At the outbreak of the Second World War over half a million
men and 25,000 women worked on the railways. Of the women, about 11,000 were in
offices, 7,000 in hotels and catering and 7,000 in female manual work (i.e.
cleaning). Thousands of railwaymen joined the Forces in 1939 and women
wereonce again (and rather miraculously)deemed to be capable of
men's work. In addition to filling all the posts women had filled in the First
World War, their range of tasks broadened. This time they were employed on
track work, as electricians and engineers assistants, jointing
cables, and repairing and oiling semaphore signals and associated wiring,
oiling points, packing ballast and tightening the bolts which hold the rails
onto the sleepers. They became fog signallers, standing alone at an isolated
signal-post for hours on end in freezing fog, laying detonators on the line.

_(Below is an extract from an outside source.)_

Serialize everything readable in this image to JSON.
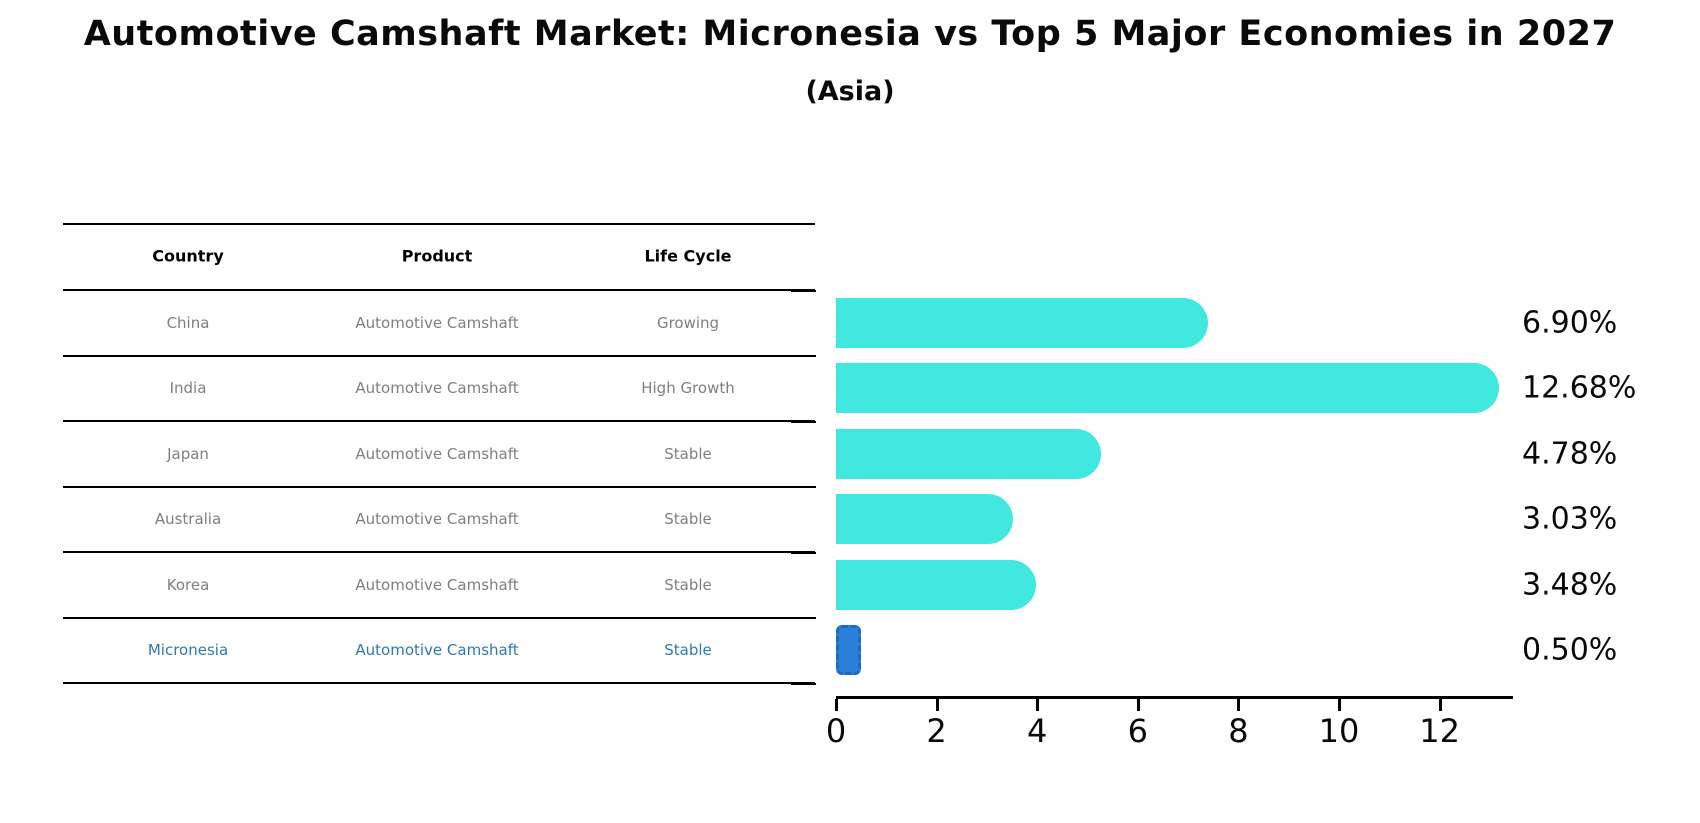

They were pilotwomen, travelling on engines along single lines; they became
porter-shunters, who climbed down on the track between engines and carriages
and uncoupled and coupled them.
Despite bitter opposition from men, many more were employed
as guards; for the first time, they were put in charge of trains along the
South Coast, the Midlands and London which, while all railways were a prime
military target, suffered from particularly heavy bombing. Many more became
signalwomen, and they were permitted to move up a rank or two and control the
more complicated signalboxes, previously thought beyond their mental and
physical capabilities. Women's tasks in the workshops were also greatly
expanded. They operated power lathes and drop-stamp hammers, and were trained
as electricians. They climbed inside the workings of escalators to repair and
maintain them. From 1941 women were conscripted and could be made to perform
railway work. After the war, most women were forced to leave any uniformed job
to make way for a man. A handful managed to keep their jobs, most usually on a
rural station or isolated signalbox that no man applied to work at. Some
managers were apt to take a laissez-faire attitude to an individual woman,
perhaps a war widow with dependents, who was obviously competent at her job,
but union officials sometimes complained until the woman was dismissed and
replaced by a man (even one with no railway experience).